Pada Senin kemarin Amerika Serikat (AS), Inggris dan Kanada mengumumkan sanksi terkoordinasi terhadap pejabat Myanmar, termasuk mereka yang terlibat dalam persidangan Aung San Suu Kyi.
Washington memberi sanksi kepada Jaksa Agung Thida Oo, Ketua Mahkamah Agung Tun Tun Oo dan ketua Komisi Anti-Korupsi Tin Oo, yang semuanya dikatakan terlibat erat dalam penuntutan "bermotif politik" terhadap Suu Kyi.
"Kami mengoordinasikan tindakan ini dengan Inggris dan Kanada untuk lebih mempromosikan pertanggungjawaban atas kudeta dan kekerasan yang dilakukan oleh rezim," kata Menteri Luar Negeri AS Antony Blinken.
Mengutip kekerasan yang tak terkatakan terhadap warga sipil, merusak stabilitas regional dan korupsi merajalela, Presiden AS Joe Biden mengatakan dia bekerja dengan sekutunya untuk meminta pertanggungjawaban mereka yang bertanggung jawab.
Aung San Suu Kyi telah ditahan sejak kudeta dan sejauh ini dijatuhi hukuman enam tahun penjara karena mengimpor dan memiliki walkie talkie secara ilegal, hasutan terhadap militer dan melanggar aturan COVID-19.
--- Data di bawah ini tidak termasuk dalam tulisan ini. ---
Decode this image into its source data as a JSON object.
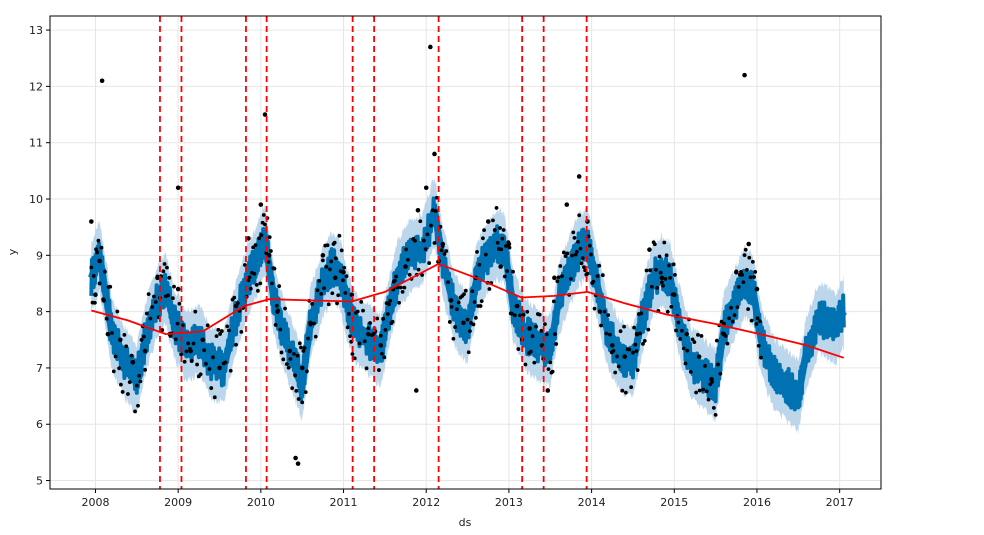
{
  "chart_data": {
    "type": "line",
    "title": "",
    "xlabel": "ds",
    "ylabel": "y",
    "xlim": [
      2007.45,
      2017.5
    ],
    "ylim": [
      4.85,
      13.25
    ],
    "x_ticks": [
      2008,
      2009,
      2010,
      2011,
      2012,
      2013,
      2014,
      2015,
      2016,
      2017
    ],
    "x_tick_labels": [
      "2008",
      "2009",
      "2010",
      "2011",
      "2012",
      "2013",
      "2014",
      "2015",
      "2016",
      "2017"
    ],
    "y_ticks": [
      5,
      6,
      7,
      8,
      9,
      10,
      11,
      12,
      13
    ],
    "y_tick_labels": [
      "5",
      "6",
      "7",
      "8",
      "9",
      "10",
      "11",
      "12",
      "13"
    ],
    "grid": true,
    "series": [
      {
        "name": "observed",
        "kind": "scatter",
        "color": "#000000",
        "x": [
          2007.95,
          2008.0,
          2008.05,
          2008.1,
          2008.15,
          2008.3,
          2008.45,
          2008.6,
          2008.75,
          2008.9,
          2009.0,
          2009.15,
          2009.3,
          2009.5,
          2009.7,
          2009.85,
          2010.0,
          2010.1,
          2010.2,
          2010.35,
          2010.5,
          2010.6,
          2010.75,
          2010.9,
          2011.0,
          2011.1,
          2011.3,
          2011.45,
          2011.6,
          2011.75,
          2011.9,
          2012.0,
          2012.1,
          2012.2,
          2012.3,
          2012.45,
          2012.6,
          2012.75,
          2012.9,
          2013.0,
          2013.1,
          2013.25,
          2013.4,
          2013.55,
          2013.7,
          2013.85,
          2013.95,
          2014.1,
          2014.25,
          2014.4,
          2014.55,
          2014.7,
          2014.85,
          2015.0,
          2015.15,
          2015.3,
          2015.45,
          2015.6,
          2015.75,
          2015.9,
          2016.0,
          2008.08,
          2009.0,
          2010.05,
          2010.42,
          2010.45,
          2011.88,
          2012.05,
          2013.47,
          2015.85
        ],
        "y": [
          9.6,
          8.3,
          8.9,
          8.2,
          7.6,
          7.5,
          7.1,
          7.3,
          8.6,
          7.6,
          8.4,
          7.3,
          7.5,
          7.0,
          8.1,
          9.3,
          9.9,
          9.0,
          8.0,
          7.3,
          7.0,
          7.8,
          9.0,
          8.6,
          8.7,
          8.3,
          7.6,
          7.4,
          8.4,
          8.8,
          9.8,
          10.2,
          10.8,
          9.2,
          8.2,
          7.8,
          8.6,
          9.6,
          8.8,
          9.2,
          8.1,
          7.7,
          7.4,
          8.6,
          9.9,
          10.4,
          9.6,
          8.0,
          7.4,
          7.2,
          7.6,
          9.1,
          8.6,
          8.3,
          7.6,
          7.2,
          6.8,
          7.6,
          8.7,
          9.2,
          8.4,
          12.1,
          10.2,
          11.5,
          5.4,
          5.3,
          6.6,
          12.7,
          6.6,
          12.2
        ]
      },
      {
        "name": "trend",
        "kind": "line",
        "color": "#ff0000",
        "x": [
          2007.95,
          2008.4,
          2008.85,
          2009.3,
          2009.8,
          2010.1,
          2010.6,
          2011.1,
          2011.5,
          2012.15,
          2012.6,
          2013.15,
          2013.55,
          2013.95,
          2014.4,
          2014.9,
          2015.5,
          2016.1,
          2016.6,
          2017.05
        ],
        "y": [
          8.02,
          7.84,
          7.6,
          7.65,
          8.1,
          8.22,
          8.2,
          8.18,
          8.35,
          8.85,
          8.6,
          8.25,
          8.28,
          8.35,
          8.15,
          7.95,
          7.78,
          7.58,
          7.4,
          7.18
        ]
      }
    ],
    "forecast": {
      "name": "yhat",
      "color": "#0072b2",
      "x": [
        2007.95,
        2008.05,
        2008.2,
        2008.35,
        2008.5,
        2008.6,
        2008.75,
        2008.85,
        2008.95,
        2009.1,
        2009.25,
        2009.4,
        2009.55,
        2009.7,
        2009.85,
        2009.95,
        2010.05,
        2010.15,
        2010.25,
        2010.4,
        2010.5,
        2010.6,
        2010.75,
        2010.85,
        2010.95,
        2011.05,
        2011.15,
        2011.3,
        2011.45,
        2011.55,
        2011.65,
        2011.8,
        2011.95,
        2012.1,
        2012.2,
        2012.35,
        2012.5,
        2012.6,
        2012.7,
        2012.85,
        2012.95,
        2013.05,
        2013.2,
        2013.35,
        2013.5,
        2013.6,
        2013.75,
        2013.85,
        2013.95,
        2014.05,
        2014.2,
        2014.35,
        2014.5,
        2014.6,
        2014.75,
        2014.85,
        2014.95,
        2015.05,
        2015.2,
        2015.35,
        2015.5,
        2015.6,
        2015.75,
        2015.85,
        2015.95,
        2016.05,
        2016.2,
        2016.35,
        2016.5,
        2016.6,
        2016.75,
        2016.85,
        2016.95,
        2017.05
      ],
      "yhat": [
        8.6,
        9.0,
        7.6,
        7.1,
        6.8,
        7.5,
        8.2,
        8.4,
        7.8,
        7.4,
        7.5,
        7.1,
        7.0,
        7.9,
        8.6,
        8.9,
        9.3,
        8.3,
        7.7,
        7.1,
        6.7,
        7.8,
        8.5,
        8.8,
        8.7,
        8.1,
        7.7,
        7.5,
        7.3,
        8.0,
        8.6,
        9.0,
        9.1,
        9.8,
        8.9,
        8.0,
        7.7,
        8.5,
        8.9,
        9.2,
        9.1,
        8.1,
        7.6,
        7.4,
        7.3,
        8.2,
        8.8,
        9.1,
        9.2,
        8.6,
        7.6,
        7.2,
        7.1,
        7.8,
        8.6,
        8.7,
        8.6,
        7.9,
        7.1,
        6.9,
        6.7,
        7.7,
        8.2,
        8.5,
        8.4,
        7.5,
        6.9,
        6.7,
        6.5,
        7.3,
        7.9,
        7.8,
        7.7,
        8.0
      ],
      "band_color": "#a6c8e6"
    },
    "changepoints": [
      2008.78,
      2009.04,
      2009.82,
      2010.07,
      2011.11,
      2011.37,
      2012.15,
      2013.16,
      2013.42,
      2013.94
    ],
    "changepoint_color": "#ff0000"
  }
}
Peraih Nobel itu menghadapi serangkaian tuduhan lain, mulai dari penipuan pemilu hingga pelanggaran tindakan rahasia negara, dan menghadapi hukuman lebih dari 100 tahun penjara.
Pada hari Senin, anggota parlemen Myanmar yang digulingkan dari pemerintah bayangan "Pemerintah Persatuan Nasional" yang didominasi oleh anggota partai Suu Kyi berbicara kepada media di Paris.
Juru bicara hak asasi manusia Aung Myo Min mendesak masyarakat internasional untuk menerapkan embargo senjata dan memperketat sanksi ekonomi guna memutuskan semua perdagangan dengan rezim.
Mengikuti jejak Washington, Inggris memberlakukan sanksi terhadap Thida Oo, Tin Oo dan ketua komisi pemilihan Thein Soe.
"Militer Burma menggunakan taktik yang semakin brutal dan putus asa untuk mencoba mempertahankan kekuasaan," kata Anna Roberts, kepala kelompok aktivis Burma Campaign UK, menyambut sanksi baru tetapi menyerukan tindakan lebih lanjut.
"Sangat penting untuk memaksimalkan tekanan sekarang sementara militer lebih rentan."